Il rapporto di Gabriele Lavia con Re Lear ha un sapore antico, risale infatti al 1973 la sua prima interpretazione della grande tragedia, sotto la direzione di Giorgio Strehler al Piccolo di Milano. Eppure a 73 anni tornare a fare Re Lear, la tragedia dell’ingratitudine filiale, resta per il grande artista il sogno nel cassetto, che non può più realizzare “perché ce ne sono stati troppi negli ultimi tempi”, tra gli altri quello di Michele Placido. «Chissà se riuscirò più a farlo – dice – perché Re Lear è anziano, ma non vecchissimo: è un uomo ancora in forze che deve riuscire a portare in braccio Cordelia, e se non ci riesce non può essere Re Lear».

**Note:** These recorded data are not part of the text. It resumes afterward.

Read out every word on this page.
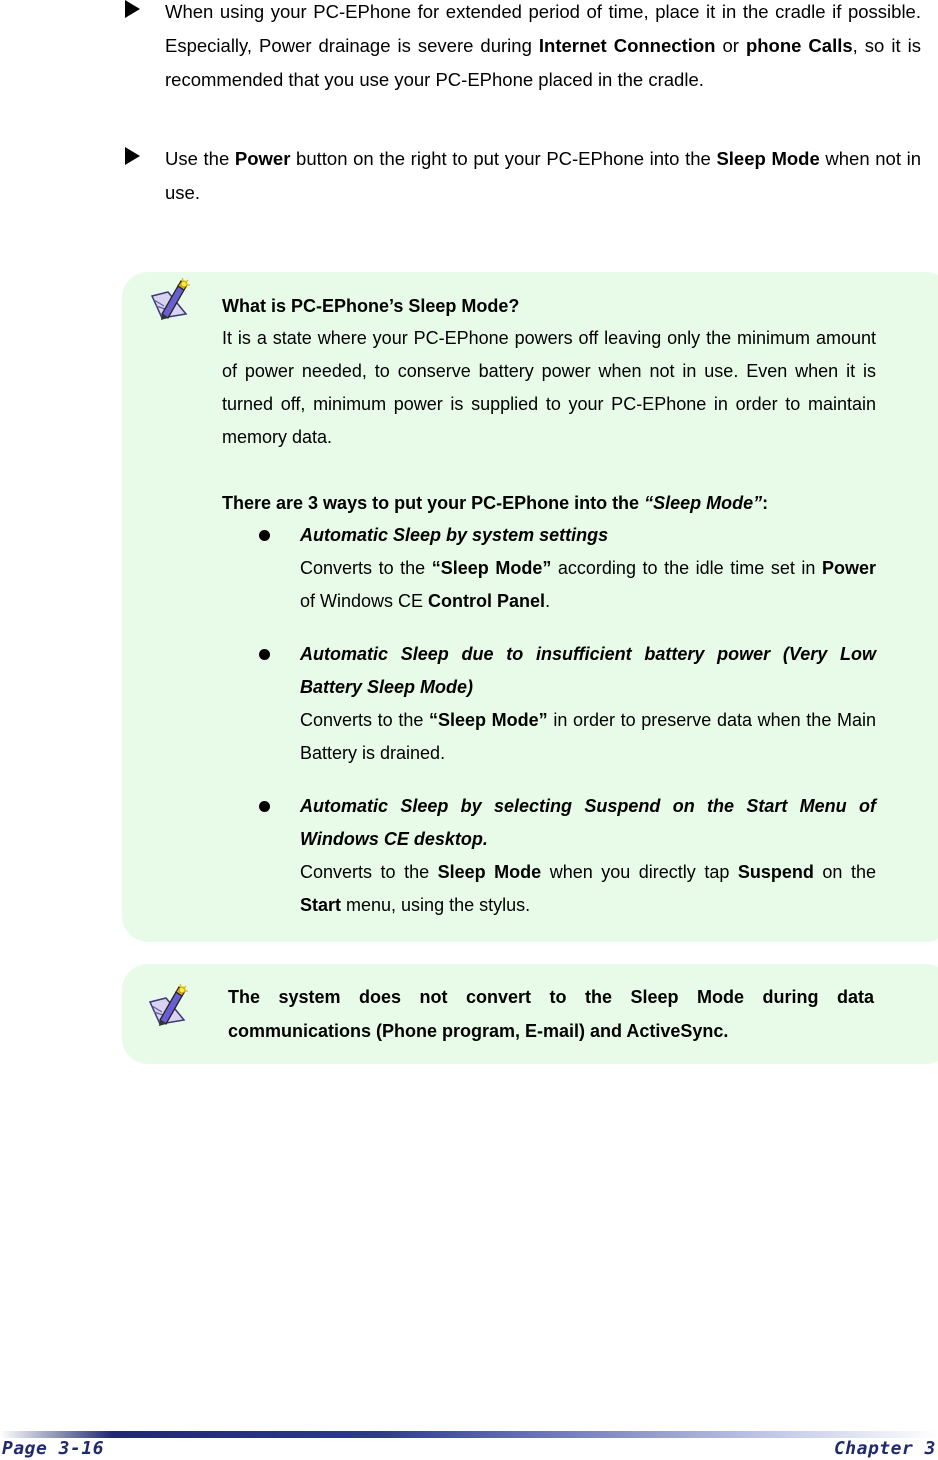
When using your PC-EPhone for extended period of time, place it in the cradle if possible. Especially, Power drainage is severe during Internet Connection or phone Calls, so it is recommended that you use your PC-EPhone placed in the cradle.
Use the Power button on the right to put your PC-EPhone into the Sleep Mode when not in use.
What is PC-EPhone’s Sleep Mode?
It is a state where your PC-EPhone powers off leaving only the minimum amount of power needed, to conserve battery power when not in use. Even when it is turned off, minimum power is supplied to your PC-EPhone in order to maintain memory data.
There are 3 ways to put your PC-EPhone into the “Sleep Mode”:
Automatic Sleep by system settings
Converts to the “Sleep Mode” according to the idle time set in Power of Windows CE Control Panel.
Automatic Sleep due to insufficient battery power (Very Low Battery Sleep Mode)
Converts to the “Sleep Mode” in order to preserve data when the Main Battery is drained.
Automatic Sleep by selecting Suspend on the Start Menu of Windows CE desktop.
Converts to the Sleep Mode when you directly tap Suspend on the Start menu, using the stylus.
The system does not convert to the Sleep Mode during data communications (Phone program, E-mail) and ActiveSync.
Page 3-16	Chapter 3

In questo incontro con Gabriele Lavia non c’è scena, non c’è regia, c’è solo la pienezza artistica di un grande attore, il pubblico e il testo straordinario di una tragedia “Sono un attore che non ha mai scelto un testo perché volevo fare quella parte, ma cercando sempre la sfida, il confronto con i grandi problemi dell’esistenza che ti propongono i classici: la vita è troppo corta per perdere tempo facendo sciocchezze!”, asserisce Lavia. Questo incontro dove i tre momenti si congiungono in un unicum e, per forza di cose, attore, pubblico e testo si trovano ad interagire, è possibile assistere ad una personale narrazione della grande tragedia, un percorso di lettura, di commento al testo e di pura recitazione. Lavia esplora in profondità alla ricerca dell’essenza e del significato più intimo della tragedia che ancora oggi è attuale, nella consapevolezza che «il teatro è un’arte inafferrabile, eppure il mondo, l’uomo sarebbe diverso se non ci fosse stato il teatro, l’unico luogo in cui l’essere umano assiste alla rappresentazione di se stesso, l’unico in cui quindi può riconoscersi e, nel bene o nel male, prendere coscienza, come del resto accade all’attore ogni volta che dice “io faccio un certo personaggio”».